Le Maroc vient en aide aux migrants syriens bloqués à la frontière algérienne

C'est dans cette région inhospitalière de Béchar, à la frontière entre le Maroc et l'Algérie que les réfugiés syriens sont restés bloqués. Parmi eux, des enfants (photo d'illustration).
© De Agostini/Getty

La date n’a probablement pas été choisie au hasard. C’est ce mardi, journée mondiale des réfugiés et «Nuit du destin» dans la religion musulmane que le roi du Maroc Mohammed VI s’est engagé à traiter le cas des familles syriennes bloquées depuis plus de deux mois à la frontière avec l’Algérie.
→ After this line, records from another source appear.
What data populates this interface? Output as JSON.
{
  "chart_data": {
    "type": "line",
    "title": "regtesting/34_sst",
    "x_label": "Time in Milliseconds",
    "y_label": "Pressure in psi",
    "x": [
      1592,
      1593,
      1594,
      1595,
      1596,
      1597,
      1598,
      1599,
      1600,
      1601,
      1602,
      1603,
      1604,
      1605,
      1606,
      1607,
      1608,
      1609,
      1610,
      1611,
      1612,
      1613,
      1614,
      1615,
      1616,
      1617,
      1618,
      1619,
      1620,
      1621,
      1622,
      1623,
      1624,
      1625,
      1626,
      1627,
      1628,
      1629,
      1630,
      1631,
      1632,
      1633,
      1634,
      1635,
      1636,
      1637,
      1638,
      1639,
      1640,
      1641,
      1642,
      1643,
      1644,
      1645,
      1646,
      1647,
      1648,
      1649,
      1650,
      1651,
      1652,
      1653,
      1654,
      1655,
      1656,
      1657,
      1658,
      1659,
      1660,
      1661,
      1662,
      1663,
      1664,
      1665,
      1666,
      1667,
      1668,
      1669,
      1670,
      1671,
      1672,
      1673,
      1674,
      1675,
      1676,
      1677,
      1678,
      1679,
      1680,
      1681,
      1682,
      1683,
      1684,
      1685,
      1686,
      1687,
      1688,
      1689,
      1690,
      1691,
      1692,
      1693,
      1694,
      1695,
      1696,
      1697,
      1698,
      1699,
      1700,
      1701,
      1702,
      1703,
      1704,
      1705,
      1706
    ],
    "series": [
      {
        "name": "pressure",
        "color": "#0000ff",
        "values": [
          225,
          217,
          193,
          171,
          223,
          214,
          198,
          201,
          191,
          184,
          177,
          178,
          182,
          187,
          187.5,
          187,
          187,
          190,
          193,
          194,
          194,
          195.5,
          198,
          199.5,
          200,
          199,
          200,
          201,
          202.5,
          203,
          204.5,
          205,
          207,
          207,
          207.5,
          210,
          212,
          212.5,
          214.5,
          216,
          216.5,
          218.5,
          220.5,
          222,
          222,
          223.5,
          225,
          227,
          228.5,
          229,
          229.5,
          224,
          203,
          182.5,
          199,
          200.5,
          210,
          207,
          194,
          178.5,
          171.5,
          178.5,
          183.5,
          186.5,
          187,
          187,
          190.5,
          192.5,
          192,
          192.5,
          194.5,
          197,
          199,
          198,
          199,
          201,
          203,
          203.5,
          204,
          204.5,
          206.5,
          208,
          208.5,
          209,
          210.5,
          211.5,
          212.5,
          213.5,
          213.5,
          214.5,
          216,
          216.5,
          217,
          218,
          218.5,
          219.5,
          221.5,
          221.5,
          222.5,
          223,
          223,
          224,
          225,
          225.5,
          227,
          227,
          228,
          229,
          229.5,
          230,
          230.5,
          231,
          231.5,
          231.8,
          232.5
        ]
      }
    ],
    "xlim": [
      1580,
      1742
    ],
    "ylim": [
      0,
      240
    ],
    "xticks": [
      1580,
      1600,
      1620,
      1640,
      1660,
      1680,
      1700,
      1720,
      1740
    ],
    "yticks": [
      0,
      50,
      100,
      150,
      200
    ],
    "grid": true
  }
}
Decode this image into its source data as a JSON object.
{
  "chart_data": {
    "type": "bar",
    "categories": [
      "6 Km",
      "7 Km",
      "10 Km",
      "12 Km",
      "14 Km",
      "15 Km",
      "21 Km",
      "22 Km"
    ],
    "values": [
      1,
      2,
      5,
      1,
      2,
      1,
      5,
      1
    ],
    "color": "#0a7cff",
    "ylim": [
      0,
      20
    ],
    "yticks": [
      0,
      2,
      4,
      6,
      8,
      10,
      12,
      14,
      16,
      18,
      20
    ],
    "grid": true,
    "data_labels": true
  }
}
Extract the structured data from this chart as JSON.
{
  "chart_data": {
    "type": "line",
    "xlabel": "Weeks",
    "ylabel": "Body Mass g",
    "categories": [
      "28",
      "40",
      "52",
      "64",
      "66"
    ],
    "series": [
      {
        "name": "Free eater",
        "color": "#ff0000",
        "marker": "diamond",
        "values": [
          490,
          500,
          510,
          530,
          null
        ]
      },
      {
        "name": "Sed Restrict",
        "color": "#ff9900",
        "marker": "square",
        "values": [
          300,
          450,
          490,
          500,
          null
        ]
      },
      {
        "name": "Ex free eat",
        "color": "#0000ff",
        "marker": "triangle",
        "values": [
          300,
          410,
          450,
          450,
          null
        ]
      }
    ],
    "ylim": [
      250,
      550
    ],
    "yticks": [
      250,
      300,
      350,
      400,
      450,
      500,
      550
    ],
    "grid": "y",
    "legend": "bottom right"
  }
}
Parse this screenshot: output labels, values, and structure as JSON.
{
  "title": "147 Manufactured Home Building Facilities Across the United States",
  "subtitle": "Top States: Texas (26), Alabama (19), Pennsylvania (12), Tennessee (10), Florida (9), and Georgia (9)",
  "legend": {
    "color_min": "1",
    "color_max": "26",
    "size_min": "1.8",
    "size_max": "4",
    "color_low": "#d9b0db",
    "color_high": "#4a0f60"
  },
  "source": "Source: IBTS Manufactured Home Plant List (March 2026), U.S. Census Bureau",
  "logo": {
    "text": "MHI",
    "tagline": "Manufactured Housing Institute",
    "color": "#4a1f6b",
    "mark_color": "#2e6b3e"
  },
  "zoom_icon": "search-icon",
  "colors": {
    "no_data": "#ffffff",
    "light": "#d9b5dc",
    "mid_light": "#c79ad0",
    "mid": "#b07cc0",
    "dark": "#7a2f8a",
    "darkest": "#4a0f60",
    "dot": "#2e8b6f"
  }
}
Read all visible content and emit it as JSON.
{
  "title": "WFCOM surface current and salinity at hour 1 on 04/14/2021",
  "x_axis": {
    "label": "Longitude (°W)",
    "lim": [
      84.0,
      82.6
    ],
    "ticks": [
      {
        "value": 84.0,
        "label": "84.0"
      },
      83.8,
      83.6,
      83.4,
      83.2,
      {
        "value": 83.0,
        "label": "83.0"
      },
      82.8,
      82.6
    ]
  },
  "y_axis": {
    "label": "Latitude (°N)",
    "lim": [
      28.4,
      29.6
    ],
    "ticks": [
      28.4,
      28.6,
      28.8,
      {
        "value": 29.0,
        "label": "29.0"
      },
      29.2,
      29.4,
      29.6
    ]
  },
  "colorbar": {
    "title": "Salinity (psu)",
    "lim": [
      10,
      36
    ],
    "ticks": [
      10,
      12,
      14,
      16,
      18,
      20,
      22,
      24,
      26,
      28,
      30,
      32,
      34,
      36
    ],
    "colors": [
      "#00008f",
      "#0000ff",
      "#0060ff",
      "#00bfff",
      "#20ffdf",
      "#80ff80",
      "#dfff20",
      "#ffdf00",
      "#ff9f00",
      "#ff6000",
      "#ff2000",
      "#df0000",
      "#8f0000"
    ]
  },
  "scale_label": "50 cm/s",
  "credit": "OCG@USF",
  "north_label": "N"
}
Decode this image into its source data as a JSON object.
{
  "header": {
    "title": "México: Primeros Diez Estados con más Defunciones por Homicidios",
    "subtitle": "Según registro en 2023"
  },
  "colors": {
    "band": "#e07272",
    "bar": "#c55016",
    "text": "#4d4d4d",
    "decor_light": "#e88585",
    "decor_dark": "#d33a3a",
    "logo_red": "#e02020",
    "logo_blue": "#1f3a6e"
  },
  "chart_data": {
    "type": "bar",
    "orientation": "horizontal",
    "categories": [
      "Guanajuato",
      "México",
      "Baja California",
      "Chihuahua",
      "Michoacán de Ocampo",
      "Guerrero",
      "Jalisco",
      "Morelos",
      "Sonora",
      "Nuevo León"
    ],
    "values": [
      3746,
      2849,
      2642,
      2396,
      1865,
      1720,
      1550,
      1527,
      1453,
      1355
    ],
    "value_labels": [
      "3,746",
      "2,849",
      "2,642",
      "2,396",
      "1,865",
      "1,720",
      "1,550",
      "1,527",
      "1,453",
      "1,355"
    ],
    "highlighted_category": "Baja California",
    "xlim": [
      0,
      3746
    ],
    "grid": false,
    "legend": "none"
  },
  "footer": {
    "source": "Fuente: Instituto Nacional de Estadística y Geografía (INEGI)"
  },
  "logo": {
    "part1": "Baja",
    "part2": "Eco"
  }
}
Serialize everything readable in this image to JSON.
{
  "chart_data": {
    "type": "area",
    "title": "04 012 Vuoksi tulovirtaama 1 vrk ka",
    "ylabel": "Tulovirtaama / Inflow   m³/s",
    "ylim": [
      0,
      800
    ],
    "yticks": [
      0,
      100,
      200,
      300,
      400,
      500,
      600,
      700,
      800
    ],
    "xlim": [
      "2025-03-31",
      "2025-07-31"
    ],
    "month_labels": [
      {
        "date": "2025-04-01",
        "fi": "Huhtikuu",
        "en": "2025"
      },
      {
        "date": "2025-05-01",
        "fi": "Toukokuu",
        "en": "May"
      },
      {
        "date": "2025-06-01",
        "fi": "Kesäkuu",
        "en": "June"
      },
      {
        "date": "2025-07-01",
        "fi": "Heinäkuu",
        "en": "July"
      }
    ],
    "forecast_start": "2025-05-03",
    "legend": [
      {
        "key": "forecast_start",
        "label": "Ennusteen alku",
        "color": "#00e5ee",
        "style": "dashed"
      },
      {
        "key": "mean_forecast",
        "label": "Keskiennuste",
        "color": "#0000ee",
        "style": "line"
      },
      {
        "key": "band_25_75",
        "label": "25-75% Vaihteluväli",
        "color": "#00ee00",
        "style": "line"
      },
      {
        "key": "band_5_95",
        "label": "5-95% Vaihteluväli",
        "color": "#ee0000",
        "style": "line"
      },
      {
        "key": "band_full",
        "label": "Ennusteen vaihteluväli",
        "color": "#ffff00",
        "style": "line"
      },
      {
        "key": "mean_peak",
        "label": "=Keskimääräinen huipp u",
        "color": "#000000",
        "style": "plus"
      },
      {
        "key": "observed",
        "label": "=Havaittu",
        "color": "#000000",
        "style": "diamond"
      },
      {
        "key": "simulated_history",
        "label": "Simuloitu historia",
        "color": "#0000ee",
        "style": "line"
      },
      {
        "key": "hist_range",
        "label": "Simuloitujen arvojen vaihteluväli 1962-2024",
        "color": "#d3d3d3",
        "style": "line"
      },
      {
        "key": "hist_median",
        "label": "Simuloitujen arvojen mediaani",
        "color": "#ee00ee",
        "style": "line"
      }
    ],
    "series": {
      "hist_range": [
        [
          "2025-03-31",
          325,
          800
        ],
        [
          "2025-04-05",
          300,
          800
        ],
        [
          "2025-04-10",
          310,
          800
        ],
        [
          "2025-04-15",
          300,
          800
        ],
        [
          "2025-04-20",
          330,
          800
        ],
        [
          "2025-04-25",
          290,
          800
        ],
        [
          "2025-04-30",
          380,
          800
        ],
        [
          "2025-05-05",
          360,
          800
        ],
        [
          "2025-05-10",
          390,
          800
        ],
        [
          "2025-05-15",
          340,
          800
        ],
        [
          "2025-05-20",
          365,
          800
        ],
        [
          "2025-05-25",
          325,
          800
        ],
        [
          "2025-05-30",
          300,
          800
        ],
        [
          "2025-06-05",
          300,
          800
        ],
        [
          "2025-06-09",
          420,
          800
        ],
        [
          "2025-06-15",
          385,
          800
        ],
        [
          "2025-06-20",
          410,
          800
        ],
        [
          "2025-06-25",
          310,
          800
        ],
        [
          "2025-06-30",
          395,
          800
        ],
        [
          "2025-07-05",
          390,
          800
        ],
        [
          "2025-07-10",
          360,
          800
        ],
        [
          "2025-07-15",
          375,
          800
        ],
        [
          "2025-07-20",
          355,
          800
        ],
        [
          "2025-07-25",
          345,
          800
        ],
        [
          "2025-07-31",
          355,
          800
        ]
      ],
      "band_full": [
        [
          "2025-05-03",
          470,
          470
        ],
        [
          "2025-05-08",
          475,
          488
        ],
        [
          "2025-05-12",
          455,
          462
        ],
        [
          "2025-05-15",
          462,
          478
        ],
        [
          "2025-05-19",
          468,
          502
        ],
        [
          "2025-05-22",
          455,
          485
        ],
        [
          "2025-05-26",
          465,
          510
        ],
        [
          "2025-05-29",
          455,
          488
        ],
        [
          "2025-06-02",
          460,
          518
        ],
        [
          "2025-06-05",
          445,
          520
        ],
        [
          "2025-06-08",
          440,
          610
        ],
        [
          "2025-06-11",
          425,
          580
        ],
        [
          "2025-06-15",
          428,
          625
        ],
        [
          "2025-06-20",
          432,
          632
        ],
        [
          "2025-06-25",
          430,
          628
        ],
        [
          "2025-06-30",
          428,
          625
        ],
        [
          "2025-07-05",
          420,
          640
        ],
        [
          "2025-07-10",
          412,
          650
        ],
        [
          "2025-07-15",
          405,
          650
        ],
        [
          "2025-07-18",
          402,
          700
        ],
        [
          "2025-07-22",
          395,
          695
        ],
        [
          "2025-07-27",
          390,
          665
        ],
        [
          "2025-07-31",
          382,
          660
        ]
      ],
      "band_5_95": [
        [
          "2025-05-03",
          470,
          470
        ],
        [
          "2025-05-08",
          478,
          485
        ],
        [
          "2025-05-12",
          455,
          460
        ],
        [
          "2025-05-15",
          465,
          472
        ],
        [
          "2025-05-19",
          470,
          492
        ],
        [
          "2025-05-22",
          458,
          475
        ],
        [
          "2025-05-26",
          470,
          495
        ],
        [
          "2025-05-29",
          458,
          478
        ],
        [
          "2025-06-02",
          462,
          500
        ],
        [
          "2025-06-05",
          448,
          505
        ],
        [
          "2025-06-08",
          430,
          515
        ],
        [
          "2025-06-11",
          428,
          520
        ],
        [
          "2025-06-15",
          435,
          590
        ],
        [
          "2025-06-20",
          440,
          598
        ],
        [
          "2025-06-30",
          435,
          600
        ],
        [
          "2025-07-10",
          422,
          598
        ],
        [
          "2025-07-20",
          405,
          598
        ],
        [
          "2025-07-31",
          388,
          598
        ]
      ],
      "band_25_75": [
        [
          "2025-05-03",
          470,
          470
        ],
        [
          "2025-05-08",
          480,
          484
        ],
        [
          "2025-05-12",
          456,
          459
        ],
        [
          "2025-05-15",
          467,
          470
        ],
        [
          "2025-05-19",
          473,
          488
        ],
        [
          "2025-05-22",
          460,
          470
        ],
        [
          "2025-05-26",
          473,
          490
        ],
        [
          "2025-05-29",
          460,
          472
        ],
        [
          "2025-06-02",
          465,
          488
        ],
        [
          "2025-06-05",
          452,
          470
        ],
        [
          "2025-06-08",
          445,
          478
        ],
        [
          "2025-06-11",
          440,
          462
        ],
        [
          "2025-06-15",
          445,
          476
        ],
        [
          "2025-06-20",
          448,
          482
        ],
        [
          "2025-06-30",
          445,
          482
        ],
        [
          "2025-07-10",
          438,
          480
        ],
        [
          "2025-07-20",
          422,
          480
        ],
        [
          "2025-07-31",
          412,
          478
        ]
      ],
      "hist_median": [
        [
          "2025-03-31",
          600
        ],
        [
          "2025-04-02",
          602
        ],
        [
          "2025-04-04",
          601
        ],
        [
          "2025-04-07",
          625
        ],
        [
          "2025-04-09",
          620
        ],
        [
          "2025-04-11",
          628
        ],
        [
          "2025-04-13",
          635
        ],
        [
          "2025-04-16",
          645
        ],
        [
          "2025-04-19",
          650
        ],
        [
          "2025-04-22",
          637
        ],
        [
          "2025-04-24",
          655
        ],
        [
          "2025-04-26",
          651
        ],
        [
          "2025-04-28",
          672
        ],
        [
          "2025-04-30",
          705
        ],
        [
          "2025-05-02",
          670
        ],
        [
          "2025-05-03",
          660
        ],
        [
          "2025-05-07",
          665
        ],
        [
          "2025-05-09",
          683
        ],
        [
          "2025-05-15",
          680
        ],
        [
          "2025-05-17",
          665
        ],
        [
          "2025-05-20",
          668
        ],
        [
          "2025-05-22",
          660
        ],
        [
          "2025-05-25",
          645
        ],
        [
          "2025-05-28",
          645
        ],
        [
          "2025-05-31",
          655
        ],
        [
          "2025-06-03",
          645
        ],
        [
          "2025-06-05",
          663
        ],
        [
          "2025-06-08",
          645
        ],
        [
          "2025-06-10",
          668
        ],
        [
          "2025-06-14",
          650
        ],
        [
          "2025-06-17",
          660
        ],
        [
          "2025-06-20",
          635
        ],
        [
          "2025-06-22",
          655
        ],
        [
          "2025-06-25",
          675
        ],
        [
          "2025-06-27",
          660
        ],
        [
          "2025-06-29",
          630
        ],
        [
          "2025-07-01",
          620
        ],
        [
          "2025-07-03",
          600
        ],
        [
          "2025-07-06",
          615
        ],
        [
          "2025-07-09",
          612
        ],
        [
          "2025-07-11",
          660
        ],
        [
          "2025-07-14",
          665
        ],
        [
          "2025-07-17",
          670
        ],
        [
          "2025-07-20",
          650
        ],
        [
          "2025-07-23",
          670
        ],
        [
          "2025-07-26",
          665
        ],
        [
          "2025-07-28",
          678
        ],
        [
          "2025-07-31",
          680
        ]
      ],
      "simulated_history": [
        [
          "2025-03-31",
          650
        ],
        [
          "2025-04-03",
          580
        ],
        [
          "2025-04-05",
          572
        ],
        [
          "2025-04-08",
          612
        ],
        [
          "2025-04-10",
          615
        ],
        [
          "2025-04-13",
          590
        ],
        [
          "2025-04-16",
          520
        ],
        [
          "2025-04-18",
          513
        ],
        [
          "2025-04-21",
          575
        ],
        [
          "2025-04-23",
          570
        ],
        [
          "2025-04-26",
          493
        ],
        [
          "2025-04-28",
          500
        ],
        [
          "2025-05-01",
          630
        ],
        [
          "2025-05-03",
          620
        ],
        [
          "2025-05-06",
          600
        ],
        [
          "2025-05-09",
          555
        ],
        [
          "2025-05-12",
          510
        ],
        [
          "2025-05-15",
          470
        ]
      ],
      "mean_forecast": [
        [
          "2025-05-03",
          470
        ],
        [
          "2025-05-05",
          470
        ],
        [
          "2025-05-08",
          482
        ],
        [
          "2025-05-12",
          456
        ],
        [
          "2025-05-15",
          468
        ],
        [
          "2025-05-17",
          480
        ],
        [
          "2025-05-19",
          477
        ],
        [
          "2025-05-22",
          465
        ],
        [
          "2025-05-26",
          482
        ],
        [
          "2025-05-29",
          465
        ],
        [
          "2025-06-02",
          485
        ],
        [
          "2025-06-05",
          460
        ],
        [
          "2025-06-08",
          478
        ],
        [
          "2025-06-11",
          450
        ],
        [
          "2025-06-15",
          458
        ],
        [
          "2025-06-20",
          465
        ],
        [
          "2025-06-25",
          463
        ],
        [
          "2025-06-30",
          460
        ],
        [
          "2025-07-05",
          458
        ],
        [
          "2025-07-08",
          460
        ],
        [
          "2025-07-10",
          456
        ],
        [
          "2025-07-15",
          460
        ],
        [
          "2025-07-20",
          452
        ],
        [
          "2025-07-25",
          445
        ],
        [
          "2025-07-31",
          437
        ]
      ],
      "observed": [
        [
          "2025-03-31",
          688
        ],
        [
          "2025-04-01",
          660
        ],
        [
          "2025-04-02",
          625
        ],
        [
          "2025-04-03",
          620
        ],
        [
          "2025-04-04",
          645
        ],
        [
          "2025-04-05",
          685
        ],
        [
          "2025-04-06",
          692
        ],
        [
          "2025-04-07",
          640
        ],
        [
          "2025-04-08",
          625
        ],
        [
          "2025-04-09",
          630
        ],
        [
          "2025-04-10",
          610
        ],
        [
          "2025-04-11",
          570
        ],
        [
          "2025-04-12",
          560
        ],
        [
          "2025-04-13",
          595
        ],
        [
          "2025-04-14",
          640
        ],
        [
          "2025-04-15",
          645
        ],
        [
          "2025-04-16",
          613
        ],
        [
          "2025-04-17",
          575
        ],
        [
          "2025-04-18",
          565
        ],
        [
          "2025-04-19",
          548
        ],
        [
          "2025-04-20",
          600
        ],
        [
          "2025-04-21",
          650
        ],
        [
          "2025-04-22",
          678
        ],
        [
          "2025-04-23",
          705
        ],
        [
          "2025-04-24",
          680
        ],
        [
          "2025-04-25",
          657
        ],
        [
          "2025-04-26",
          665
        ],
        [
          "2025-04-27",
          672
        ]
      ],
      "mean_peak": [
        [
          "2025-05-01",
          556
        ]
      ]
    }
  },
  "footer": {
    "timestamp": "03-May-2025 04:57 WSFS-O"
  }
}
Une douzaine de familles fuyant la guerre ont traversé la Libye, le Soudan, puis l’Algérie, avant d’être prises dans le «no man’s land», une zone de «tension» disputée par les deux Etats qui ont officiellement fermé leurs frontières il y a plus de 20 ans. C’est avec un soulagement immense que les familles ont quitté la ville frontalière de Figuig ce mardi.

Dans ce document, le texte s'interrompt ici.